Both CN and ATDA acknowledge that upgrades and training are needed to allow efficient consolidation of GTW and IC dispatching functions. In support of its argument that it has made the necessary upgrades, CN submits the “Second Verified Declaration of Roger Frasure,” dated December 18, 2009, which it originally submitted as part of a post-hearing briefing, prior to issuance of the Hampton Award. In his declaration, Mr. Frasure details the upgrades that CN has made to its traffic control systems and indicates that dispatchers are trained in their use. While ATDA argues in its reply that CN has not made the upgrades or provided training necessary for consolidation of dispatching functions, it fails to provide any supporting evidence. Moreover, ATDA acknowledged during oral argument that CN has made the upgrades,  and it does not dispute that consolidation is now possible.
Thus, the evidence indicates that CN has made the necessary upgrades and provided training to allow consolidation to take place. Arbitrator Hampton, however, did not indicate what evidence persuaded him to conclude that CN did not currently intend to integrate or consolidate the GTW and IC dispatching functions, and he did not indicate whether he considered Mr. Frasure’s declaration. Moreover, in making his determination, Arbitrator Hampton did not cite any other evidence showing that CN has not made the necessary upgrades.
Under Lace Curtain, we defer to an arbitrator’s factual findings. Deference, however, is not without limits. Here, after reviewing all of the evidence and the statements at oral argument, we find that Arbitrator Hampton’s conclusion regarding the current feasibility of consolidation lacks adequate factual record support. We therefore vacate Arbitrator Hampton’s finding with respect to whether consolidation is intended by CN and is feasible at this time.
Mandatory Consolidation of Dispatchers
CN objects to the portions of the Award that appear to require CN to initiate consolidation of its dispatching operations by March 1, 2010, in accordance with the terms of the Hampton Award. ATDA concedes that arbitration awards issued pursuant to New York Dock may not require a carrier to proceed with a particular transaction or consolidation. Rather, an award may only establish terms that will apply if and when a carrier does proceed with a consolidation. We agree with the parties that Arbitrator Hampton lacked authority to order CN to proceed with the proposed consolidation, or proceed on a specified timetable. Because such an order is outside of the scope of the arbitrator’s authority, we vacate the Hampton Award to the extent it conflicts with New York Dock by requiring CN to proceed with its dispatching consolidation.
Permissibility of Benefits Awarded
New York Dock benefits are a floor, not a ceiling, and therefore employees and carriers are free, in the course of devising implementing agreements, to negotiate an agreement that provides enhanced benefits. Similarly, employees may request enhanced protections, which the Board (but not arbitrators themselves) may grant as a condition to the Board’s approval of a merger. Here, however, neither of these events occurred.

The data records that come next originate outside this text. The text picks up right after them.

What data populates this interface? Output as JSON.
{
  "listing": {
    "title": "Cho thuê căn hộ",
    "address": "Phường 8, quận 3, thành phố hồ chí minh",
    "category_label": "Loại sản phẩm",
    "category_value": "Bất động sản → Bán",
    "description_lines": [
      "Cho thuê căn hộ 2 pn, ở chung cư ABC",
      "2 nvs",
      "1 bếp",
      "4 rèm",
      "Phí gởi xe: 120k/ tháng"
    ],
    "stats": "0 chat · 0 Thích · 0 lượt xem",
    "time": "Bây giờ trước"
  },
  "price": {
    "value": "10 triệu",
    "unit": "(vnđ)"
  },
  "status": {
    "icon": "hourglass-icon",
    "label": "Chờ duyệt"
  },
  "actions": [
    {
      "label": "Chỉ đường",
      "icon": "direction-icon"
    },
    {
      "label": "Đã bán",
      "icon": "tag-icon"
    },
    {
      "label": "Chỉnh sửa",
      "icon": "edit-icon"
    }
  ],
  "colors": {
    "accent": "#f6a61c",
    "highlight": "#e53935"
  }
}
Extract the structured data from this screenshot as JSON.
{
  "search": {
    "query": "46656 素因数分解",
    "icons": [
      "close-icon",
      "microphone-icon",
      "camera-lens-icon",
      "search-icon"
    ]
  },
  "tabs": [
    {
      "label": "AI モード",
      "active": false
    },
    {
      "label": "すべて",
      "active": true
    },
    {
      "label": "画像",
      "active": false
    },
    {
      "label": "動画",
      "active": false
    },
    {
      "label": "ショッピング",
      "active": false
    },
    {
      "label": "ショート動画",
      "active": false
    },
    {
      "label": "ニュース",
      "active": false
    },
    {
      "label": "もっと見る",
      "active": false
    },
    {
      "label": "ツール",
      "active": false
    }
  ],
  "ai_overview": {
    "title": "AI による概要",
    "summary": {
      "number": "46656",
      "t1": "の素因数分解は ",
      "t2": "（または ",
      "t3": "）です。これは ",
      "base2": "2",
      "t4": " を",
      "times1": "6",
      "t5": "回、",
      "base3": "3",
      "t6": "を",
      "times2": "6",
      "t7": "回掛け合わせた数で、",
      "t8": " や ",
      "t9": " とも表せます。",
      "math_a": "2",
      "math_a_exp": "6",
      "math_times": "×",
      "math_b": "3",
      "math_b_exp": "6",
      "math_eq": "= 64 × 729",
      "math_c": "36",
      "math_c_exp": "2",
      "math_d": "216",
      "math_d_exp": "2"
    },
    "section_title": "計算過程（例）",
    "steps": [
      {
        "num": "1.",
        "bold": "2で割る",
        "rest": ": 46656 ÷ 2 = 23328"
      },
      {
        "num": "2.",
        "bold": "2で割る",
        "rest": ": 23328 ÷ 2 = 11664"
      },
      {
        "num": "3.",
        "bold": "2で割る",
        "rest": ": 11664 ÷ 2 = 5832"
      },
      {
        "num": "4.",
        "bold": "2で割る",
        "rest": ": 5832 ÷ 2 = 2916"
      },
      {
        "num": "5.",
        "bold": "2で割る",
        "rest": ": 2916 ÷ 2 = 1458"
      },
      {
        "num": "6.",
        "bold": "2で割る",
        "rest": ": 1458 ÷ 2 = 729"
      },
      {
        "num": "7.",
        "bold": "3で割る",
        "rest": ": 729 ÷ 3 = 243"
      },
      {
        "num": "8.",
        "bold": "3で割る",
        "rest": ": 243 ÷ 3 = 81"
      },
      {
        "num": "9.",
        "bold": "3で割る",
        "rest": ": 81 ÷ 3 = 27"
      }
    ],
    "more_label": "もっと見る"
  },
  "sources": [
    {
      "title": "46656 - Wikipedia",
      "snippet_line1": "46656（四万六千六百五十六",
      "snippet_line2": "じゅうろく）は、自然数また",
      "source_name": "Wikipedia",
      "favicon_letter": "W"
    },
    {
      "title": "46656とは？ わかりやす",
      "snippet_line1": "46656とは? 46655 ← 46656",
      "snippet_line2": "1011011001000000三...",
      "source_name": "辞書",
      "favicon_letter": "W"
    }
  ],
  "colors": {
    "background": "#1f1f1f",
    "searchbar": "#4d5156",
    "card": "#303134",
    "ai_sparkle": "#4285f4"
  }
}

Therefore, it is outside of the arbitrator’s authority to grant enhanced protections, and the Board must decide, as to each challenged benefit, whether the benefit is so outside the scope of New York Dock as to require a finding that Arbitrator Hampton exceeded his authority. The challenged benefits are discussed below.
New York Dock, Article I, Section 9, provides that a relocating employee:
shall be reimbursed for all expenses of moving his household and other personal effects (and) for the traveling expenses of himself and members of his family, including living expenses for himself and his family and for his own actual wage loss, not exceeding 3 working days, the exact extent of the responsibility of the railroad during the time necessary for such transfer and for reasonable time thereafter and the ways and means of transportation to be agreed upon in advance by the railroad and the affected employee or his representatives.
Additionally, New York Dock, Article I, Section 12, provides that relocating employees are entitled to compensation designed to defray costs associated with selling a residence at a loss or prematurely terminating the lease of a rental property.
The challenged relocation benefits in the Hampton Award, which are contained in Attachment B to its Implementing Agreement, are 2 alternative options available to relocating dispatchers “(i)n lieu of the benefits provided for in Sections 9 and 12 of the New York Dock conditions,” should they elect them. The 2 in-lieu-of options are as follows:
Option 1. Option 1 provides for a series of payments totaling $10,000 for employees who sell their residences in the Troy area and relocate to the Homewood area. Employees are to receive the following payments upon relocation to Homewood:
After 15 working days: $2,000
After 60 working days: $2,000
After 6 months: $2,000
After 1 year: $2,000
After 15 months: $2,000
Each participating employee will also receive an additional $10,000 upon proof of sale, at fair market value, of a primary residence in the Troy area, and proof of relocation to a new primary residence within a reasonable distance of Homewood.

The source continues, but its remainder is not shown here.